Rabu, 04 Desember 2013

Pernikahan (Perkawinan) bagian 7

Pernikahan (Perkawinan)
Hukum (Ketetapan/Peraturan)

Pemahaman dan Tafsir Al-Quran
SYARAT SAH PERNIKAHAN

SYARAT SAH PERNIKAHAN
Untuk sahnya pernikahan, para ulama telah merumuskan sekian banyak rukun dan atau syarat, yang dipahami dari ayat-ayat Al-Quran maupun hadis-hadis Nabi saw.
Adanya calon suami dan istri, wali, dua orang saksi, mahar serta terlaksananya ijab dan kabul merupakan rukun atau syarat yang rinciannya dapat berbeda antara seorang ulama/mazhab dengan mazhab lain;
bukan di sini tempatnya untuk diuraikan.

Calon istri haruslah seorang yang tidak sedang terikat pernikahan dengan pria lain, atau tidak dalam keadaan 'iddah (masa menunggu) baik karena wafat suaminya, atau dicerai, hamil, dan tentunya tidak pula termasuk mereka yang terlarang dinikahi, sebagaimana disebutkan di atas.

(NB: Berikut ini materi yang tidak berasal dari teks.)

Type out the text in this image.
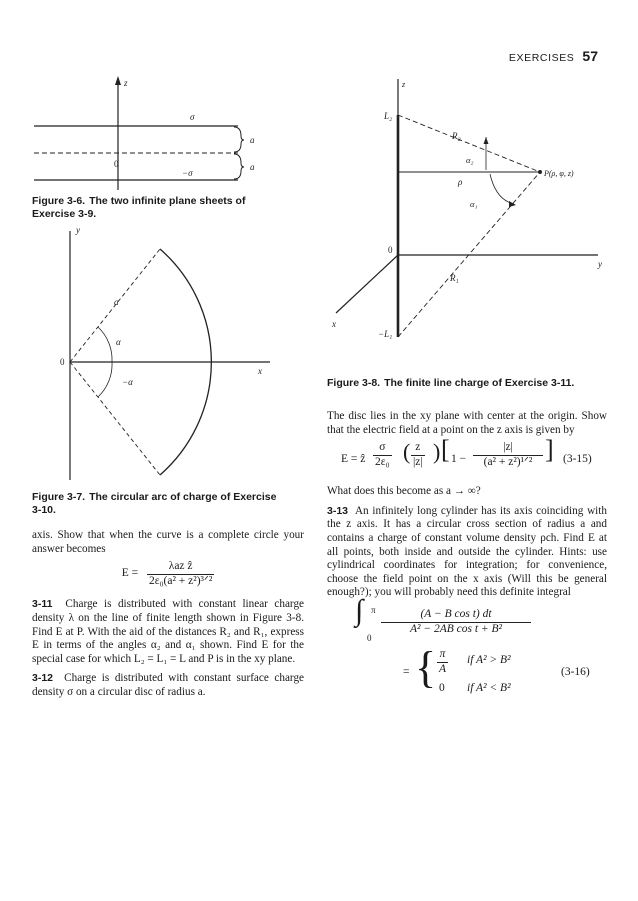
EXERCISES 57
z
σ
0
−σ
a
a
Figure 3-6. The two infinite plane sheets of Exercise 3-9.
y
x
0
a
α
−α
Figure 3-7. The circular arc of charge of Exercise 3-10.

axis. Show that when the curve is a complete circle your answer becomes

$E = \frac{\text{λaz ẑ}}{\text{2ε₀(a² + z²)³ᐟ²}}$

3-11 Charge is distributed with constant linear charge density λ on the line of finite length shown in Figure 3-8. Find E at P. With the aid of the distances R₂ and R₁, express E in terms of the angles α₂ and α₁ shown. Find E for the special case for which L₂ = L₁ = L and P is in the xy plane.

3-12 Charge is distributed with constant surface charge density σ on a circular disc of radius a.

z
y
x
0
L₂
−L₁
ρ
R₂
R₁
P(ρ, φ, z)
α₂
α₁
Figure 3-8. The finite line charge of Exercise 3-11.

The disc lies in the xy plane with center at the origin. Show that the electric field at a point on the z axis is given by

E = ẑ $\frac{\sigma}{\text{2ε₀}}$ ( $\frac{z}{|z|}$ ) [ 1 −
|z|
(a² + z²)¹ᐟ² ] (3-15)

What does this become as a → ∞?

3-13 An infinitely long cylinder has its axis coinciding with the z axis. It has a circular cross section of radius a and contains a charge of constant volume density ρch. Find E at all points, both inside and outside the cylinder. Hints: use cylindrical coordinates for integration; for convenience, choose the field point on the x axis (Will this be general enough?); you will probably need this definite integral

∫ π
0
$\frac{\text{(A − B cos t) dt}}{\text{A² − 2AB cos t + B²}}$
= { $\frac{\pi}{A}$ if A² > B²
0 if A² < B²
(3-16)
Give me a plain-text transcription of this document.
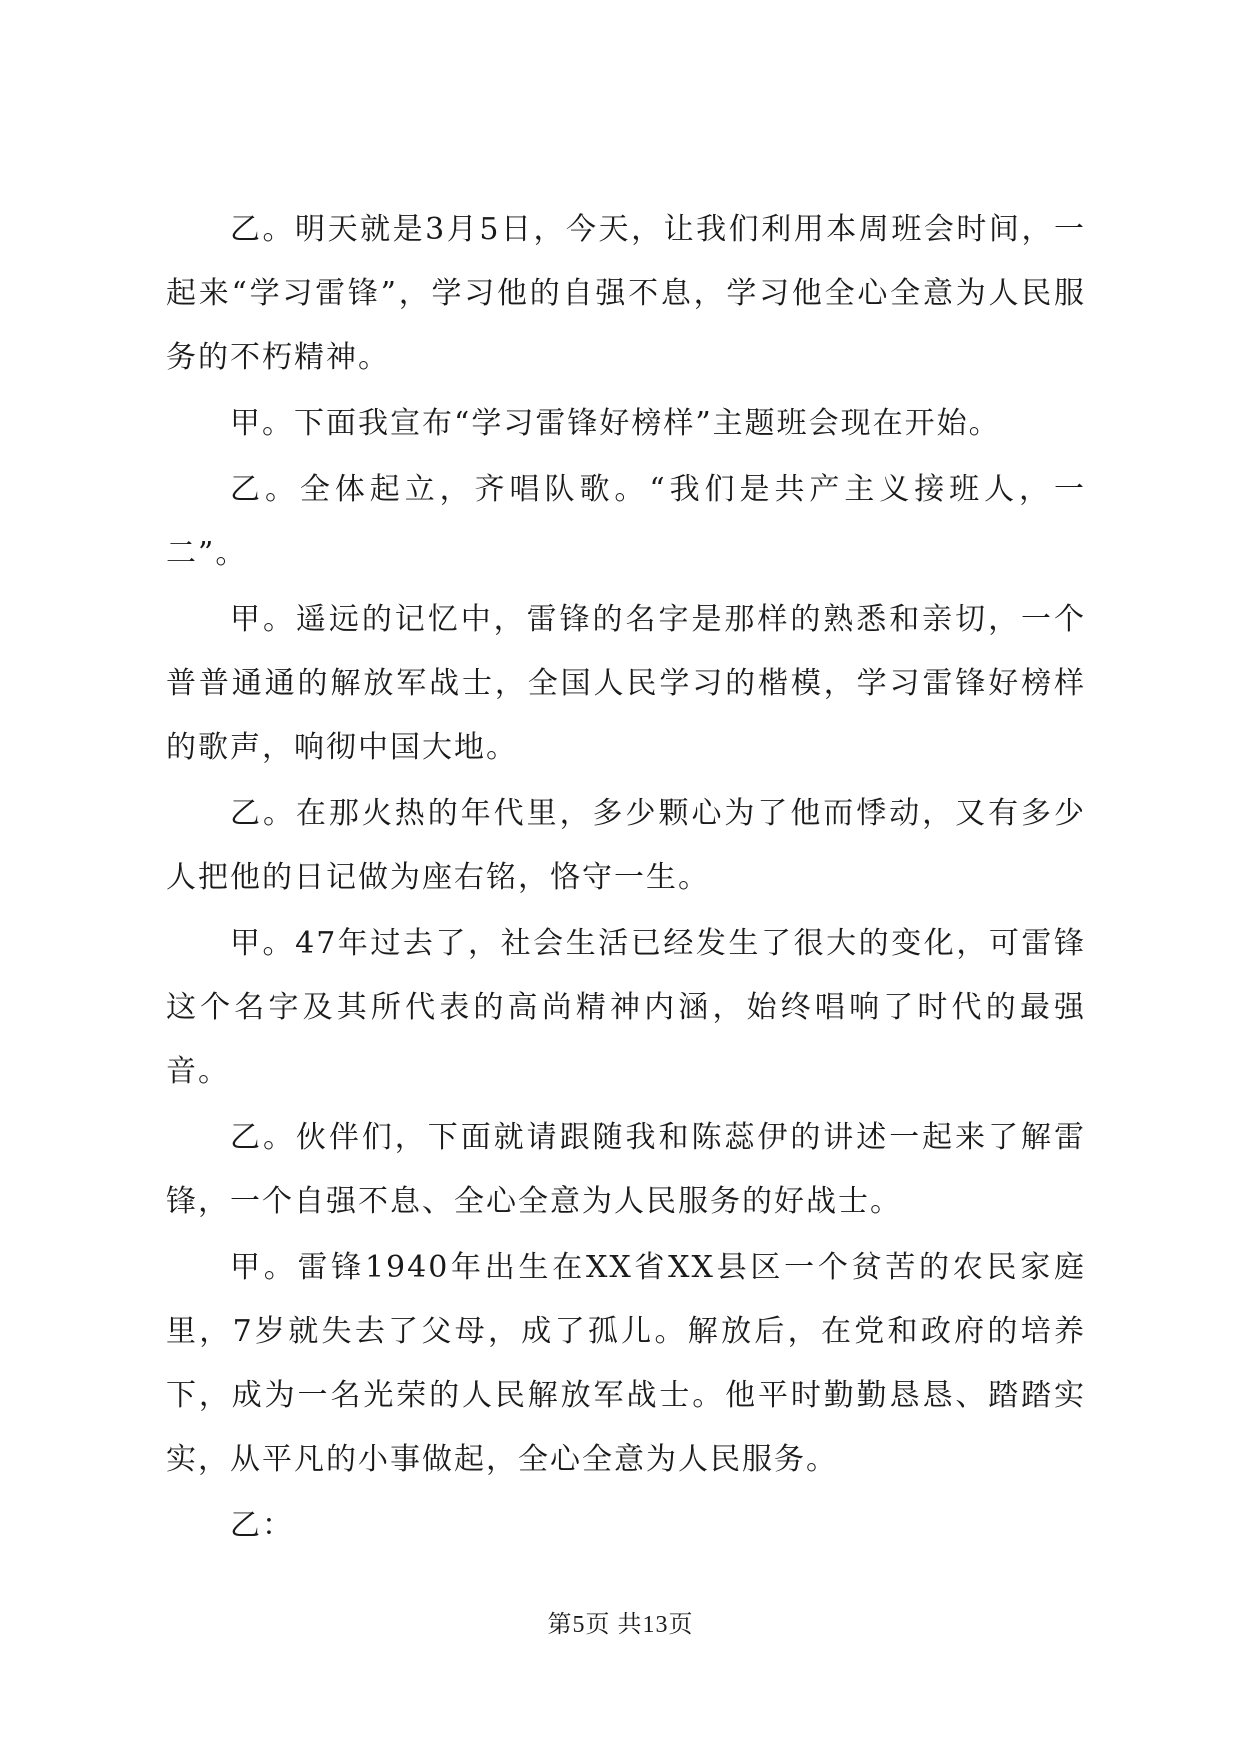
乙。明天就是3月5日，今天，让我们利用本周班会时间，一起来“学习雷锋”，学习他的自强不息，学习他全心全意为人民服务的不朽精神。

甲。下面我宣布“学习雷锋好榜样”主题班会现在开始。

乙。全体起立，齐唱队歌。“我们是共产主义接班人，一二”。

甲。遥远的记忆中，雷锋的名字是那样的熟悉和亲切，一个普普通通的解放军战士，全国人民学习的楷模，学习雷锋好榜样的歌声，响彻中国大地。

乙。在那火热的年代里，多少颗心为了他而悸动，又有多少人把他的日记做为座右铭，恪守一生。

甲。47年过去了，社会生活已经发生了很大的变化，可雷锋这个名字及其所代表的高尚精神内涵，始终唱响了时代的最强音。

乙。伙伴们，下面就请跟随我和陈蕊伊的讲述一起来了解雷锋，一个自强不息、全心全意为人民服务的好战士。

甲。雷锋1940年出生在XX省XX县区一个贫苦的农民家庭里，7岁就失去了父母，成了孤儿。解放后，在党和政府的培养下，成为一名光荣的人民解放军战士。他平时勤勤恳恳、踏踏实实，从平凡的小事做起，全心全意为人民服务。

乙：

第5页 共13页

Wali dari pihak calon suami tidak diperlukan, tetapi wali dari pihak calon istri dinilai mutlak keberadaan dan izinnya oleh banyak ulama berdasar sabda Nabi saw : "Tidak sah nikah kecuali dengan (izin) wali".

Al-Quran mengisyaratkan hal ini dengan firman-Nya yang ditujukan kepada para wali:

... Janganlah kamu (hai para wali) menghalangi mereka (wanita yang telah bercerai) untuk kawin (lagi) dengan bakal suaminya, jika terdapat kerelaan di antara mereka dengan cara yang makruf (QS Al-Baqarah [2]: 232).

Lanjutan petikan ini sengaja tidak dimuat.